A Chinese family has bought a large, AU$1.4 million (US$1.3 million) single-family house, so they can tear it down and build something bigger. Afterwards, their 23-year-old son will live there while working on his university degree.  

Westerners are often surprised by the number of Chinese buyers who purchase large, family-sized homes for their children to use as student housing while studying locally. 

We have seen examples in the US, UK, Australia, France...the list goes on and on.

The latest example to make it into the media is a AU$1.4 million single-family house in the Sunnybank, Queensland. It was reported today in the Courier-Mail, West Australian and Daily Telegraph (12 September 2013).

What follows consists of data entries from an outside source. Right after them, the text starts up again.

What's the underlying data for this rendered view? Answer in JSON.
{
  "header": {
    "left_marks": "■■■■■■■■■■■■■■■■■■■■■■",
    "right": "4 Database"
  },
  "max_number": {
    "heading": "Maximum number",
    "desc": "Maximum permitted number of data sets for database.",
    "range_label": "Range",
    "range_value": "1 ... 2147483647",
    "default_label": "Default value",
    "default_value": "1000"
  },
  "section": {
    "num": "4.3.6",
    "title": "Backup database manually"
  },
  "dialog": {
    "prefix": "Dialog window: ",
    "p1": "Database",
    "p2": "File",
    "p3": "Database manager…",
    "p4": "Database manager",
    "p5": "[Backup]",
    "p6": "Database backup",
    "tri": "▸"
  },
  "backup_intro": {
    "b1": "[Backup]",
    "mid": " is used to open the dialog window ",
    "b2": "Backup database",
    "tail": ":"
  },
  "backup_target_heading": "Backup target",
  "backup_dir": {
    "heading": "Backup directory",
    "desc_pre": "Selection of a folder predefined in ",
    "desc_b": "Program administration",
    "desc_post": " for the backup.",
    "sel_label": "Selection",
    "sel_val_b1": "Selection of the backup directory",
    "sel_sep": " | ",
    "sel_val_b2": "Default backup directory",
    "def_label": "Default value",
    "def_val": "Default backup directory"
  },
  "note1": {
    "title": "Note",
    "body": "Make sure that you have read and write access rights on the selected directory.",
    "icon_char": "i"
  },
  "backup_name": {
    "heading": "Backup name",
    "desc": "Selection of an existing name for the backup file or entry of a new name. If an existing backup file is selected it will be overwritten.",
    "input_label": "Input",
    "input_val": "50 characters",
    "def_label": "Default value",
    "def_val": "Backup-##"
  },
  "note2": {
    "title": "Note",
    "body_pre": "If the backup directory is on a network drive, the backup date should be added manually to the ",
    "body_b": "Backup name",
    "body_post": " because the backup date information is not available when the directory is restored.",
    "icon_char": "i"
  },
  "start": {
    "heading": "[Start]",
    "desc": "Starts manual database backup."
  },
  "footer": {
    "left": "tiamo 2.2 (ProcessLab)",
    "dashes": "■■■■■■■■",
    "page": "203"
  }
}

In this case, the buyers will demolish the house to make way for larger new construction. They intend it for their 23-year-old son, Kai Shen, to live their while studying in Australia.

One Australian expert says that 50% of Asian buyers intend their teen students to live in them. But that's not the whole story.

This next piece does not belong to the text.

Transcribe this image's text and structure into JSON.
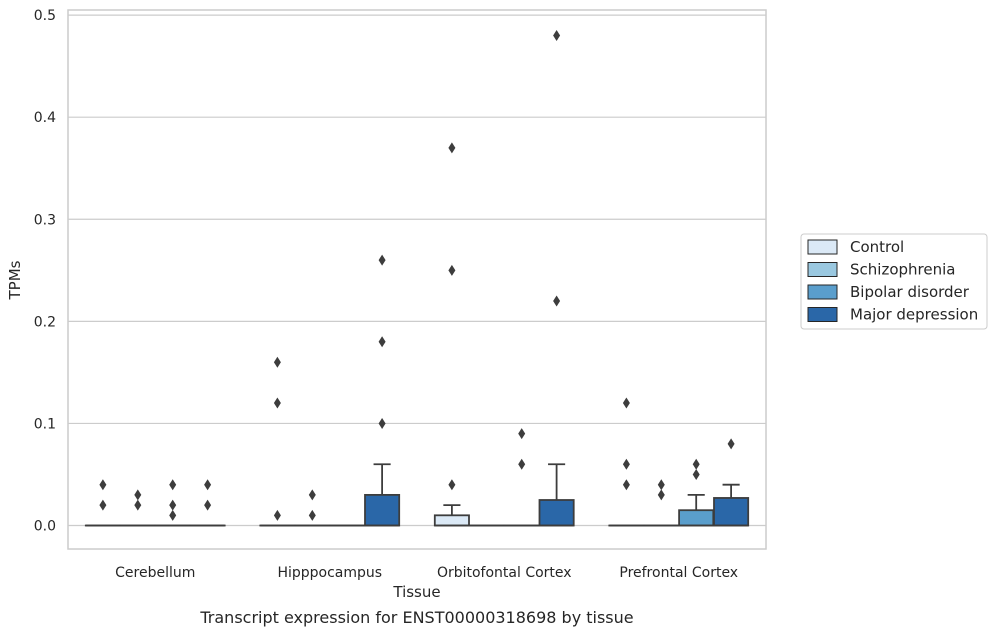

The properties also serve as an investment, the way you might park money in safe stock or mutual fund for the long term. And, there is always the possibility that the parents themselves may live in the property, perhaps retiring their one day, at the end of their professional careers.

According to the Foreign Investment Review Board, foreigners may only acquire established dwellings for the purpose of redevelopment.

Juwai.com featured prominently in this story. We noted that Australian law --unlike law in the US or UK-- doesn't allow international buyers to purchase existing homes, unless they intend to replace them with new construction.

We also noted that China is the largest source of international students in Australia. Chinese students make up 1 out of every 5 international enrollments.